Taken together, this framework is broadly comparable to international standards. The problem is not the law — it is what happens next.


Enforcement and Policing: A Widening Gap

The gap between South Africa's cyber laws and their enforcement in practice is stark, and the figures make for uncomfortable reading.

In 2024, over 100,000 banking breaches caused R1.8 billion in losses — yet SAPS recorded only 544 cases. That is a detection and prosecution rate of well under 1%. 

The staffing picture explains part of the problem. As of October 2024, the Directorate for Priority Crime Investigation (DPCI) had only 64 members dedicated to cybercrime investigation support — with a shortage of 52 members against its fixed establishment. In cybercrime detective services more broadly, there are 86 members but a shortage of 152. In other words, SAPS cybercrime units are operating at less than half their intended strength. 

Cybercrime is significantly under-reported in South Africa, and neither SAPS nor the National Prosecuting Authority publishes comprehensive statistics on local cyber incidents. South Africa's cybercrime density — the percentage of cybercrime victims among internet users — increased by 8% between 2021 and 2022, placing the country fifth globally. 

Despite some committed officers who have championed the cybercrime issue and tried to secure more resources, SAPS knowledge, experience, and staffing are in short supply. Closing the capacity gap may well require support from international donors working through Interpol and the private sector. 

There has been some progress. Through a UK Government Digital Access Programme, over 2,300 police officers have received training in cybercrime awareness, open-source intelligence (OSINT), and digital forensics. And in one of the first cases of its kind, the Cybercrimes Act was successfully used to secure a conviction based on WhatsApp voice note evidence, signalling growing confidence among prosecutors to bring digital evidence cases to court. 

But convictions like that one address harmful communications, not the scale of state infrastructure vulnerabilities and ransomware attacks that Cedras describes. For attacks on government systems, accountability mechanisms remain weak and public reporting is almost non-existent.

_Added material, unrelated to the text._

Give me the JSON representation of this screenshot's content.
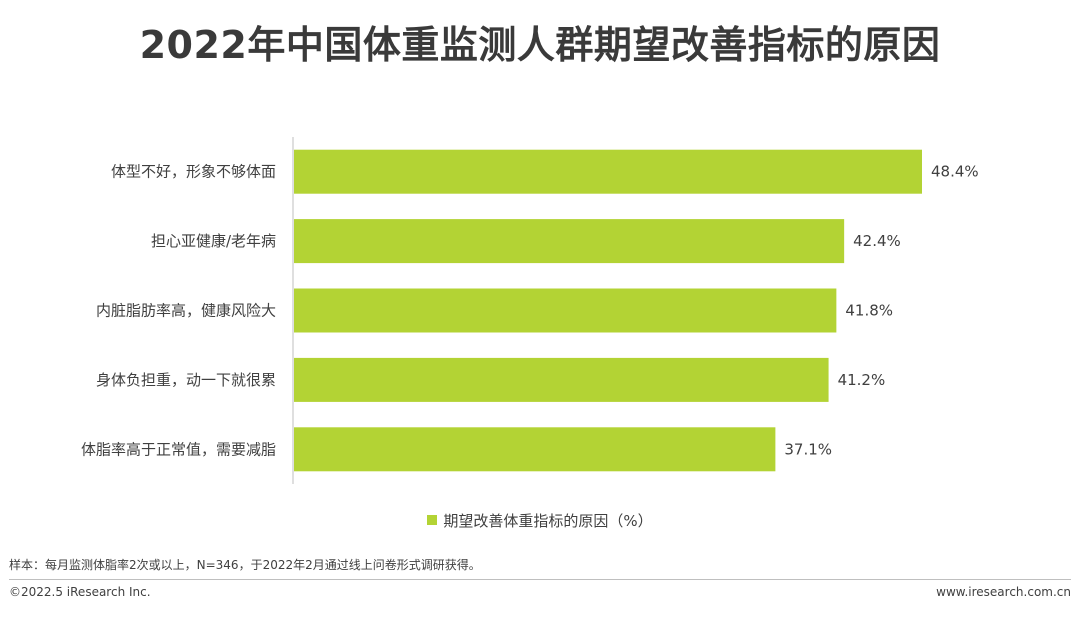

Data breach reporting has increased sharply: some 1,607 breaches were reported to the Information Regulator between April and September 2025 — a 60% increase from 2024. On 1 April 2025, the IR launched a mandatory security compromise reporting tool to streamline this process. But reporting a breach and actually preventing or punishing the underlying attack are very different things.


The Accountability Vacuum

Perhaps the most troubling dimension of the situation is structural. No single body has clear, enforceable responsibility for the cybersecurity posture of all government departments. SITA manages the government's backbone network but cannot compel departments to patch their own systems. Individual departments host their own environments. The NCPF and Cybercrimes Act set frameworks, but accountability for non-compliance within the public sector is blurred.

The Democratic Alliance has tabled a Private Members Bill to establish a new Chapter 9 institution — an Office of the Cyber Commissioner — to address exactly this accountability gap. While the response from the private sector and academia was largely positive, reception from government and the public sector was less enthusiastic. 

For Cedras, the arithmetic is simple: known vulnerabilities, unpatched for years, on systems holding the most sensitive data South Africans have ever handed to their government. Identity documents. Title deeds. Health records. Criminal histories.

"There is a serious risk of leaking of sensitive data, which can facilitate fraud and other crimes against citizens," he said. "A ransomware attack could shut down multiple government services at once."

South Africa has the laws. It does not yet have the enforcement, the staffing, or the political will to close the doors that have been left wide open.